Tetapi Kejaksaan Agung mewakili pemerintah menegaskan kembali sikapnya yang pernah disampaikan pada bulan Maret lalu bahwa MA tidak berhak membahas penjualan senjata tersebut karena hal itu menyangkut hubungan luar negeri Israel.

Di hadapan majelis hakim Kejagung menjelaskan bahwah konsep hubungan anatara Israel dan Myanmar adalah bagian dari rahsia pertimbangan hukum kedua negara.

Haaretz melaporkan mengenai kasus ini bagaimana Israel menutup-nutupi hubungan perdangangan dengan pihak luar dari rakyatnya. Kejagung Israel juga enggan mengumumkan bahwa Israel akan menghentikan penjualan senjata ke Myanmar.

Dan sebagai jawaban atas pertanyaan yang disampaikan anggota Knesset, Tamar Zanberg tentang tindakan Israel mengekspor senjata ke Myanmar, Menteri Keamanan Israel,  Avigdor Lieberman, mengatakan bahwa “Israel tetap mematuhi aturan-aturan internasional”. Namun dalam hal ini Haaretz menuliskan bahwa Lieberman berbohong.

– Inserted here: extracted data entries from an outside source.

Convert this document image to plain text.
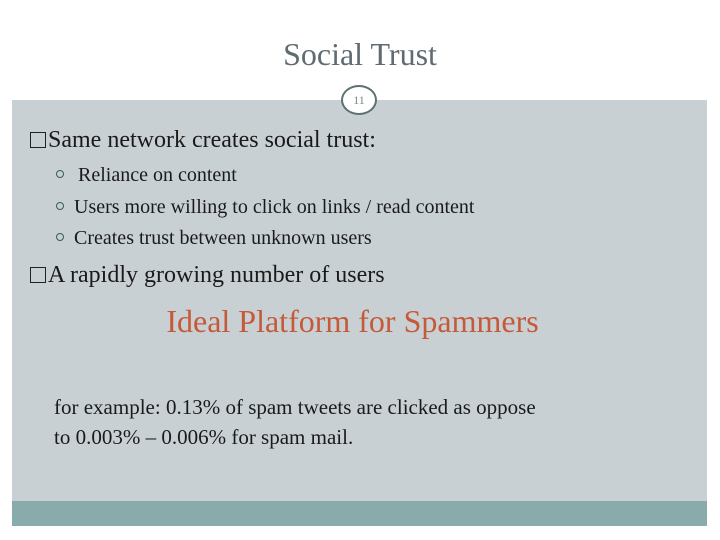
Social Trust
11
Same network creates social trust:
Reliance on content
Users more willing to click on links / read content
Creates trust between unknown users
A rapidly growing number of users
Ideal Platform for Spammers
for example: 0.13% of spam tweets are clicked as oppose
to 0.003% – 0.006% for spam mail.
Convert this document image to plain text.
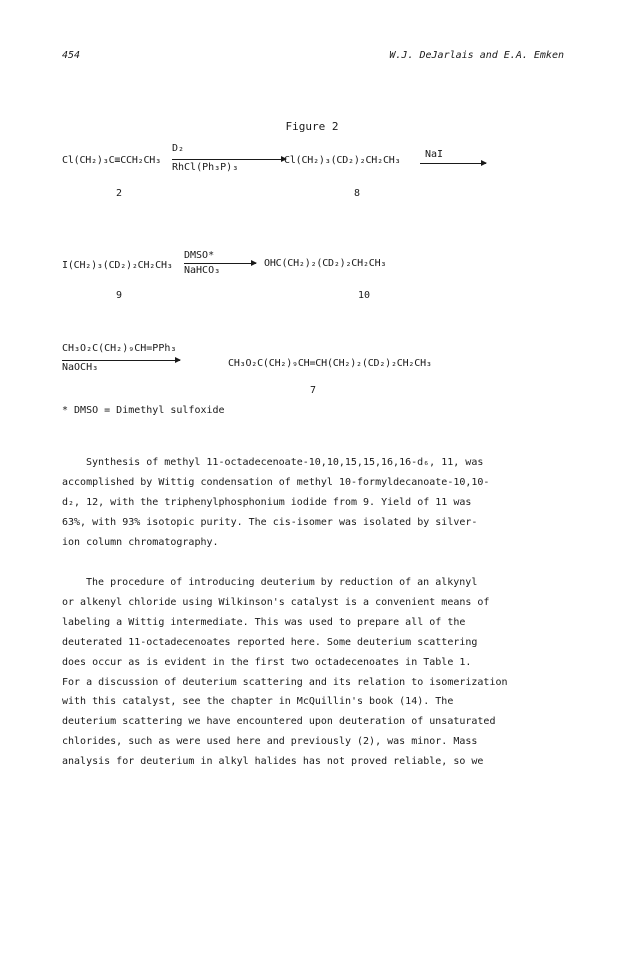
454	W.J. DeJarlais and E.A. Emken
Figure 2
Cl(CH₂)₃C≡CCH₂CH₃
2
D₂
RhCl(Ph₃P)₃
Cl(CH₂)₃(CD₂)₂CH₂CH₃
8
NaI
I(CH₂)₃(CD₂)₂CH₂CH₃
9
DMSO*
NaHCO₃
OHC(CH₂)₂(CD₂)₂CH₂CH₃
10
CH₃O₂C(CH₂)₉CH=PPh₃
NaOCH₃	CH₃O₂C(CH₂)₉CH=CH(CH₂)₂(CD₂)₂CH₂CH₃
7
* DMSO = Dimethyl sulfoxide

Synthesis of methyl 11-octadecenoate-10,10,15,15,16,16-d₆, 11, was

accomplished by Wittig condensation of methyl 10-formyldecanoate-10,10-

d₂, 12, with the triphenylphosphonium iodide from 9. Yield of 11 was

63%, with 93% isotopic purity. The cis-isomer was isolated by silver-

ion column chromatography.

The procedure of introducing deuterium by reduction of an alkynyl

or alkenyl chloride using Wilkinson's catalyst is a convenient means of

labeling a Wittig intermediate. This was used to prepare all of the

deuterated 11-octadecenoates reported here. Some deuterium scattering

does occur as is evident in the first two octadecenoates in Table 1.

For a discussion of deuterium scattering and its relation to isomerization

with this catalyst, see the chapter in McQuillin's book (14). The

deuterium scattering we have encountered upon deuteration of unsaturated

chlorides, such as were used here and previously (2), was minor. Mass

analysis for deuterium in alkyl halides has not proved reliable, so we
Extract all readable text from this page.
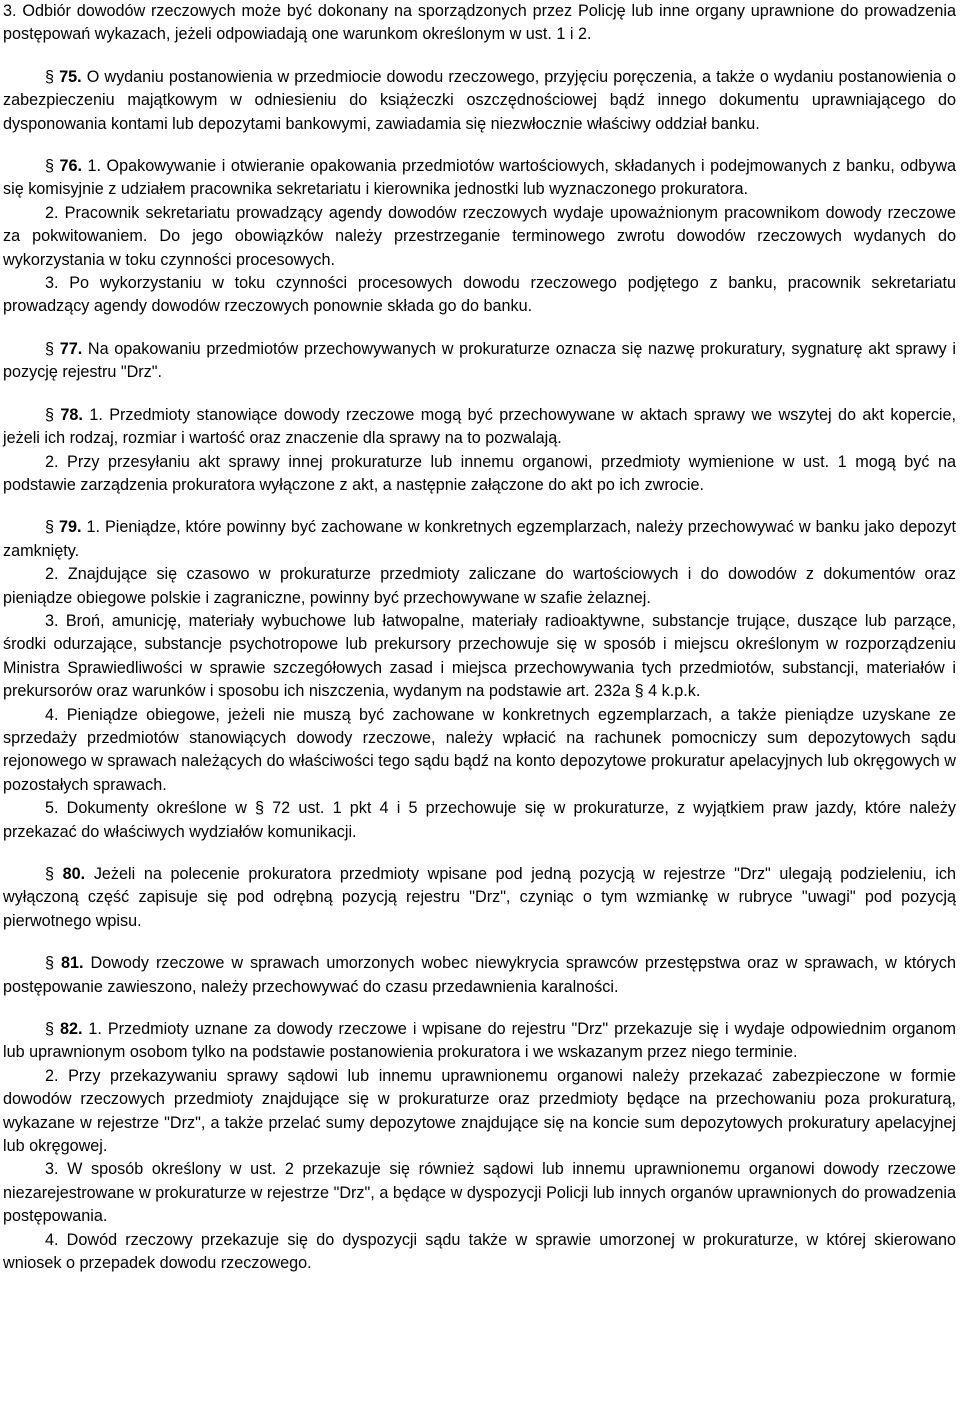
3. Odbiór dowodów rzeczowych może być dokonany na sporządzonych przez Policję lub inne organy uprawnione do prowadzenia postępowań wykazach, jeżeli odpowiadają one warunkom określonym w ust. 1 i 2.

§ 75. O wydaniu postanowienia w przedmiocie dowodu rzeczowego, przyjęciu poręczenia, a także o wydaniu postanowienia o zabezpieczeniu majątkowym w odniesieniu do książeczki oszczędnościowej bądź innego dokumentu uprawniającego do dysponowania kontami lub depozytami bankowymi, zawiadamia się niezwłocznie właściwy oddział banku.

§ 76. 1. Opakowywanie i otwieranie opakowania przedmiotów wartościowych, składanych i podejmowanych z banku, odbywa się komisyjnie z udziałem pracownika sekretariatu i kierownika jednostki lub wyznaczonego prokuratora.

2. Pracownik sekretariatu prowadzący agendy dowodów rzeczowych wydaje upoważnionym pracownikom dowody rzeczowe za pokwitowaniem. Do jego obowiązków należy przestrzeganie terminowego zwrotu dowodów rzeczowych wydanych do wykorzystania w toku czynności procesowych.

3. Po wykorzystaniu w toku czynności procesowych dowodu rzeczowego podjętego z banku, pracownik sekretariatu prowadzący agendy dowodów rzeczowych ponownie składa go do banku.

§ 77. Na opakowaniu przedmiotów przechowywanych w prokuraturze oznacza się nazwę prokuratury, sygnaturę akt sprawy i pozycję rejestru "Drz".

§ 78. 1. Przedmioty stanowiące dowody rzeczowe mogą być przechowywane w aktach sprawy we wszytej do akt kopercie, jeżeli ich rodzaj, rozmiar i wartość oraz znaczenie dla sprawy na to pozwalają.

2. Przy przesyłaniu akt sprawy innej prokuraturze lub innemu organowi, przedmioty wymienione w ust. 1 mogą być na podstawie zarządzenia prokuratora wyłączone z akt, a następnie załączone do akt po ich zwrocie.

§ 79. 1. Pieniądze, które powinny być zachowane w konkretnych egzemplarzach, należy przechowywać w banku jako depozyt zamknięty.

2. Znajdujące się czasowo w prokuraturze przedmioty zaliczane do wartościowych i do dowodów z dokumentów oraz pieniądze obiegowe polskie i zagraniczne, powinny być przechowywane w szafie żelaznej.

3. Broń, amunicję, materiały wybuchowe lub łatwopalne, materiały radioaktywne, substancje trujące, duszące lub parzące, środki odurzające, substancje psychotropowe lub prekursory przechowuje się w sposób i miejscu określonym w rozporządzeniu Ministra Sprawiedliwości w sprawie szczegółowych zasad i miejsca przechowywania tych przedmiotów, substancji, materiałów i prekursorów oraz warunków i sposobu ich niszczenia, wydanym na podstawie art. 232a § 4 k.p.k.

4. Pieniądze obiegowe, jeżeli nie muszą być zachowane w konkretnych egzemplarzach, a także pieniądze uzyskane ze sprzedaży przedmiotów stanowiących dowody rzeczowe, należy wpłacić na rachunek pomocniczy sum depozytowych sądu rejonowego w sprawach należących do właściwości tego sądu bądź na konto depozytowe prokuratur apelacyjnych lub okręgowych w pozostałych sprawach.

5. Dokumenty określone w § 72 ust. 1 pkt 4 i 5 przechowuje się w prokuraturze, z wyjątkiem praw jazdy, które należy przekazać do właściwych wydziałów komunikacji.

§ 80. Jeżeli na polecenie prokuratora przedmioty wpisane pod jedną pozycją w rejestrze "Drz" ulegają podzieleniu, ich wyłączoną część zapisuje się pod odrębną pozycją rejestru "Drz", czyniąc o tym wzmiankę w rubryce "uwagi" pod pozycją pierwotnego wpisu.

§ 81. Dowody rzeczowe w sprawach umorzonych wobec niewykrycia sprawców przestępstwa oraz w sprawach, w których postępowanie zawieszono, należy przechowywać do czasu przedawnienia karalności.

§ 82. 1. Przedmioty uznane za dowody rzeczowe i wpisane do rejestru "Drz" przekazuje się i wydaje odpowiednim organom lub uprawnionym osobom tylko na podstawie postanowienia prokuratora i we wskazanym przez niego terminie.

2. Przy przekazywaniu sprawy sądowi lub innemu uprawnionemu organowi należy przekazać zabezpieczone w formie dowodów rzeczowych przedmioty znajdujące się w prokuraturze oraz przedmioty będące na przechowaniu poza prokuraturą, wykazane w rejestrze "Drz", a także przelać sumy depozytowe znajdujące się na koncie sum depozytowych prokuratury apelacyjnej lub okręgowej.

3. W sposób określony w ust. 2 przekazuje się również sądowi lub innemu uprawnionemu organowi dowody rzeczowe niezarejestrowane w prokuraturze w rejestrze "Drz", a będące w dyspozycji Policji lub innych organów uprawnionych do prowadzenia postępowania.

4. Dowód rzeczowy przekazuje się do dyspozycji sądu także w sprawie umorzonej w prokuraturze, w której skierowano wniosek o przepadek dowodu rzeczowego.
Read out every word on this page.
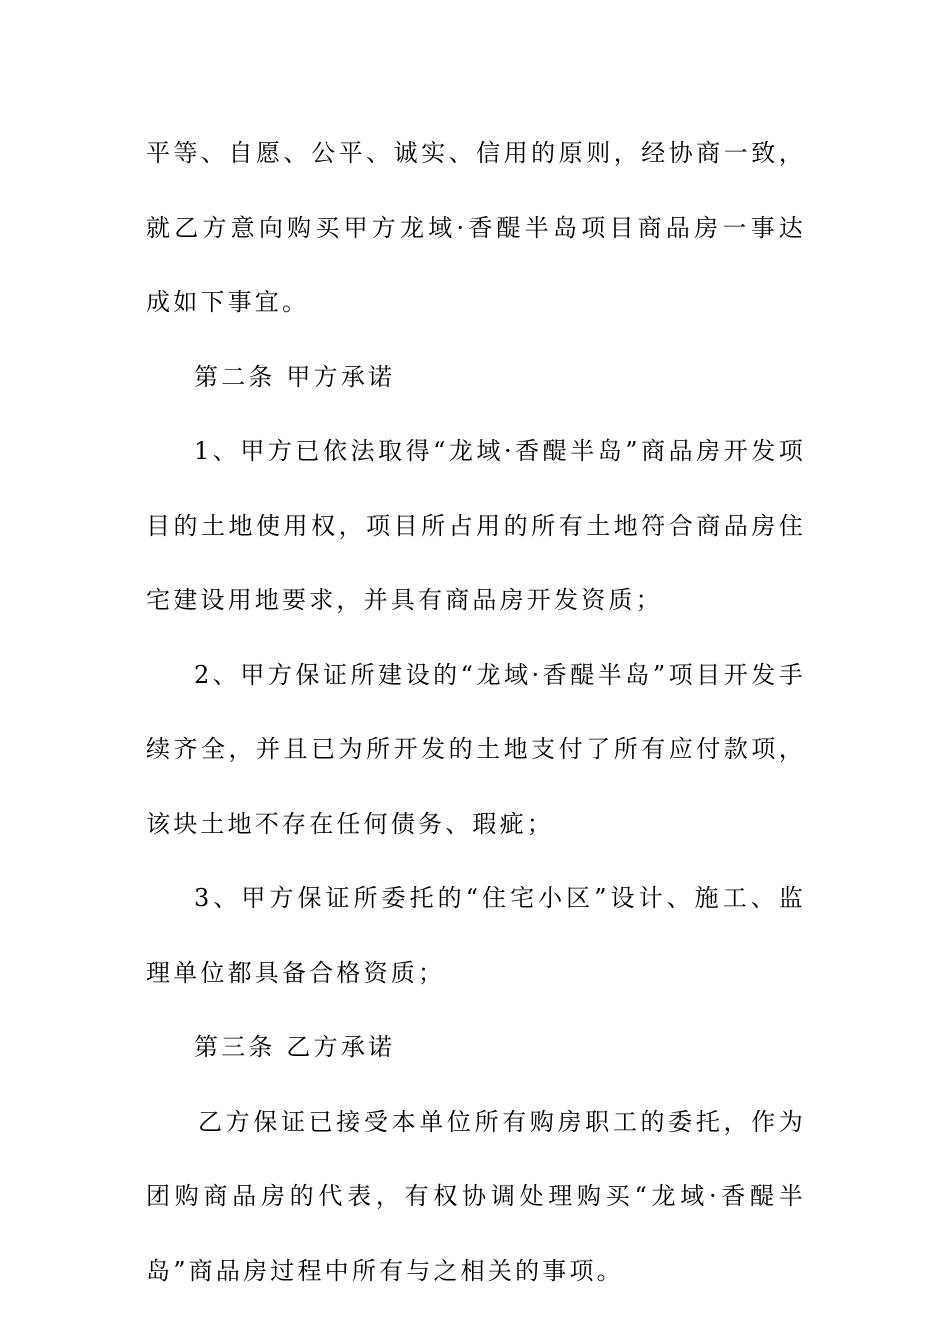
平等、自愿、公平、诚实、信用的原则，经协商一致，就乙方意向购买甲方龙域·香醍半岛项目商品房一事达成如下事宜。

第二条 甲方承诺

1、甲方已依法取得“龙域·香醍半岛”商品房开发项目的土地使用权，项目所占用的所有土地符合商品房住宅建设用地要求，并具有商品房开发资质；

2、甲方保证所建设的“龙域·香醍半岛”项目开发手续齐全，并且已为所开发的土地支付了所有应付款项，该块土地不存在任何债务、瑕疵；

3、甲方保证所委托的“住宅小区”设计、施工、监理单位都具备合格资质；

第三条 乙方承诺

乙方保证已接受本单位所有购房职工的委托，作为团购商品房的代表，有权协调处理购买“龙域·香醍半岛”商品房过程中所有与之相关的事项。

Kebohongan ini bukanlah kali pertama dilakukan Israel. Sebelumnya Israel pernah berbohong mengenai dukungannya terhadap perang di Argentina dan tidak menghiraukan larangan Amerika Serikat.

Israel memiliki sejarah dalam dukungannya terhadap kejahatan perang dan pembersihan etnis yang diantaranya terjadi di; Rwanda, Argentina, Bosnia, Guatemala, Chile, Nikaragua dan Sudan Selatan dengan memasok senjata kepada tentara Myanmar.

Israel juga terlibat mempersenjatai pasukan Serbia yang melakukan pembantaian terhadap Musli Bosnia meskipun ada embargo dari PBB. Negara Zionis ini juga menyuplai senjata kepada militer Guatemala yang melakukan pembersihan etnis selama perang saudara terjadi.

Larangan Presiden AS pada saat itu, Jimmy Carter, untuk menjual senjata kepada Guatemala pun tak diindahkan oleh Israel. Begitu juga di Chile dimana Israel memasok senjata bagi pasukan Pinochet.  Sementara di Nikaragua Israel mendukung pemberontak Contra dalam kasus yang dikenal “Iran-Contra Gate”. Dan sampai saat ini Israel masih menjual senjata kepada pasukan milisi pemerintah di Sudan Selatan.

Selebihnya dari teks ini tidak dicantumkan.